The strategy involves ranking stocks based on these criteria, applying specific filters such as market capitalization and excluding financials, utilities, and, in many cases, real estate, buying 20-30 of the highest-ranked stocks, and regularly rebalancing the portfolio every year.
Greenblatt's original backtests showed impressive results, with the strategy outperforming the S&P 500 by 18.5% annually when applied to a broad universe of stocks. For larger-cap stocks, it still beat the market by 11.2% per year. These results sparked significant interest in the investment community.

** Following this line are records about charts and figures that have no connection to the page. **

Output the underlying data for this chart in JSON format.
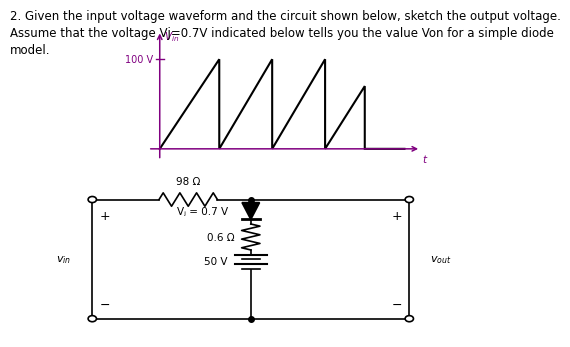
{
  "title_text": "2. Given the input voltage waveform and the circuit shown below, sketch the output voltage.\nAssume that the voltage Vj=0.7V indicated below tells you the value Von for a simple diode\nmodel.",
  "title_fontsize": 8.5,
  "bg_color": "#ffffff",
  "arrow_color": "#800080",
  "waveform_x": [
    0,
    0.9,
    0.9,
    1.7,
    1.7,
    2.5,
    2.5,
    3.1,
    3.1,
    3.7
  ],
  "waveform_y": [
    0,
    1.0,
    0,
    1.0,
    0,
    1.0,
    0,
    0.7,
    0,
    0
  ],
  "circuit": {
    "resistor_label": "98 Ω",
    "diode_label": "Vⱼ = 0.7 V",
    "r2_label": "0.6 Ω",
    "battery_label": "50 V",
    "vin_label": "vᴵⁿ",
    "vout_label": "vₒᵘₜ"
  }
}
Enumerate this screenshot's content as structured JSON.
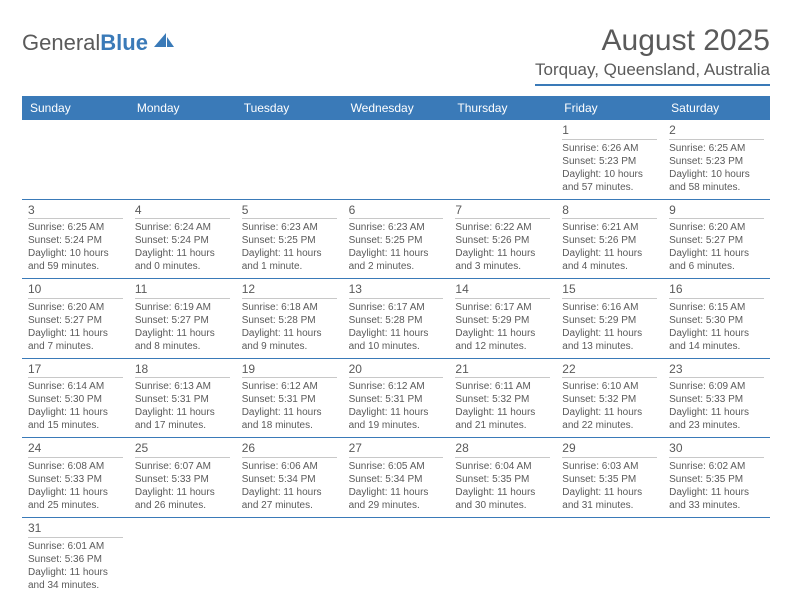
{
  "logo": {
    "text1": "General",
    "text2": "Blue"
  },
  "title": "August 2025",
  "location": "Torquay, Queensland, Australia",
  "colors": {
    "accent": "#3a7ab8",
    "text": "#5a5a5a",
    "rule": "#c8c8c8",
    "bg": "#ffffff"
  },
  "day_names": [
    "Sunday",
    "Monday",
    "Tuesday",
    "Wednesday",
    "Thursday",
    "Friday",
    "Saturday"
  ],
  "weeks": [
    [
      null,
      null,
      null,
      null,
      null,
      {
        "n": "1",
        "sr": "Sunrise: 6:26 AM",
        "ss": "Sunset: 5:23 PM",
        "dl": "Daylight: 10 hours and 57 minutes."
      },
      {
        "n": "2",
        "sr": "Sunrise: 6:25 AM",
        "ss": "Sunset: 5:23 PM",
        "dl": "Daylight: 10 hours and 58 minutes."
      }
    ],
    [
      {
        "n": "3",
        "sr": "Sunrise: 6:25 AM",
        "ss": "Sunset: 5:24 PM",
        "dl": "Daylight: 10 hours and 59 minutes."
      },
      {
        "n": "4",
        "sr": "Sunrise: 6:24 AM",
        "ss": "Sunset: 5:24 PM",
        "dl": "Daylight: 11 hours and 0 minutes."
      },
      {
        "n": "5",
        "sr": "Sunrise: 6:23 AM",
        "ss": "Sunset: 5:25 PM",
        "dl": "Daylight: 11 hours and 1 minute."
      },
      {
        "n": "6",
        "sr": "Sunrise: 6:23 AM",
        "ss": "Sunset: 5:25 PM",
        "dl": "Daylight: 11 hours and 2 minutes."
      },
      {
        "n": "7",
        "sr": "Sunrise: 6:22 AM",
        "ss": "Sunset: 5:26 PM",
        "dl": "Daylight: 11 hours and 3 minutes."
      },
      {
        "n": "8",
        "sr": "Sunrise: 6:21 AM",
        "ss": "Sunset: 5:26 PM",
        "dl": "Daylight: 11 hours and 4 minutes."
      },
      {
        "n": "9",
        "sr": "Sunrise: 6:20 AM",
        "ss": "Sunset: 5:27 PM",
        "dl": "Daylight: 11 hours and 6 minutes."
      }
    ],
    [
      {
        "n": "10",
        "sr": "Sunrise: 6:20 AM",
        "ss": "Sunset: 5:27 PM",
        "dl": "Daylight: 11 hours and 7 minutes."
      },
      {
        "n": "11",
        "sr": "Sunrise: 6:19 AM",
        "ss": "Sunset: 5:27 PM",
        "dl": "Daylight: 11 hours and 8 minutes."
      },
      {
        "n": "12",
        "sr": "Sunrise: 6:18 AM",
        "ss": "Sunset: 5:28 PM",
        "dl": "Daylight: 11 hours and 9 minutes."
      },
      {
        "n": "13",
        "sr": "Sunrise: 6:17 AM",
        "ss": "Sunset: 5:28 PM",
        "dl": "Daylight: 11 hours and 10 minutes."
      },
      {
        "n": "14",
        "sr": "Sunrise: 6:17 AM",
        "ss": "Sunset: 5:29 PM",
        "dl": "Daylight: 11 hours and 12 minutes."
      },
      {
        "n": "15",
        "sr": "Sunrise: 6:16 AM",
        "ss": "Sunset: 5:29 PM",
        "dl": "Daylight: 11 hours and 13 minutes."
      },
      {
        "n": "16",
        "sr": "Sunrise: 6:15 AM",
        "ss": "Sunset: 5:30 PM",
        "dl": "Daylight: 11 hours and 14 minutes."
      }
    ],
    [
      {
        "n": "17",
        "sr": "Sunrise: 6:14 AM",
        "ss": "Sunset: 5:30 PM",
        "dl": "Daylight: 11 hours and 15 minutes."
      },
      {
        "n": "18",
        "sr": "Sunrise: 6:13 AM",
        "ss": "Sunset: 5:31 PM",
        "dl": "Daylight: 11 hours and 17 minutes."
      },
      {
        "n": "19",
        "sr": "Sunrise: 6:12 AM",
        "ss": "Sunset: 5:31 PM",
        "dl": "Daylight: 11 hours and 18 minutes."
      },
      {
        "n": "20",
        "sr": "Sunrise: 6:12 AM",
        "ss": "Sunset: 5:31 PM",
        "dl": "Daylight: 11 hours and 19 minutes."
      },
      {
        "n": "21",
        "sr": "Sunrise: 6:11 AM",
        "ss": "Sunset: 5:32 PM",
        "dl": "Daylight: 11 hours and 21 minutes."
      },
      {
        "n": "22",
        "sr": "Sunrise: 6:10 AM",
        "ss": "Sunset: 5:32 PM",
        "dl": "Daylight: 11 hours and 22 minutes."
      },
      {
        "n": "23",
        "sr": "Sunrise: 6:09 AM",
        "ss": "Sunset: 5:33 PM",
        "dl": "Daylight: 11 hours and 23 minutes."
      }
    ],
    [
      {
        "n": "24",
        "sr": "Sunrise: 6:08 AM",
        "ss": "Sunset: 5:33 PM",
        "dl": "Daylight: 11 hours and 25 minutes."
      },
      {
        "n": "25",
        "sr": "Sunrise: 6:07 AM",
        "ss": "Sunset: 5:33 PM",
        "dl": "Daylight: 11 hours and 26 minutes."
      },
      {
        "n": "26",
        "sr": "Sunrise: 6:06 AM",
        "ss": "Sunset: 5:34 PM",
        "dl": "Daylight: 11 hours and 27 minutes."
      },
      {
        "n": "27",
        "sr": "Sunrise: 6:05 AM",
        "ss": "Sunset: 5:34 PM",
        "dl": "Daylight: 11 hours and 29 minutes."
      },
      {
        "n": "28",
        "sr": "Sunrise: 6:04 AM",
        "ss": "Sunset: 5:35 PM",
        "dl": "Daylight: 11 hours and 30 minutes."
      },
      {
        "n": "29",
        "sr": "Sunrise: 6:03 AM",
        "ss": "Sunset: 5:35 PM",
        "dl": "Daylight: 11 hours and 31 minutes."
      },
      {
        "n": "30",
        "sr": "Sunrise: 6:02 AM",
        "ss": "Sunset: 5:35 PM",
        "dl": "Daylight: 11 hours and 33 minutes."
      }
    ],
    [
      {
        "n": "31",
        "sr": "Sunrise: 6:01 AM",
        "ss": "Sunset: 5:36 PM",
        "dl": "Daylight: 11 hours and 34 minutes."
      },
      null,
      null,
      null,
      null,
      null,
      null
    ]
  ]
}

Independent academic research has generally supported the effectiveness of the Magic Formula, albeit with lower outperformance than Greenblatt's original findings. Studies across various markets and time periods have shown the strategy's ability to generate excess returns, particularly in less efficient markets and during periods of market stress.
However, more recent backtests, including our own 10-year analysis, suggest the Magic Formula has struggled to outperform the market consistently in the past decade. This may be due to value stock underperformance, changing interest rate environments, evolving market dynamics, and sector biases inherent in the strategy. Key limitations, such as its reliance on historical data, limited metrics, and small-cap bias, may have also contributed to this underperformance.
Thus, while the Magic Formula remains a useful screening tool for identifying potentially undervalued stocks, relying on it solely as a "market-beating" portfolio strategy may no longer be realistic in today's market environment.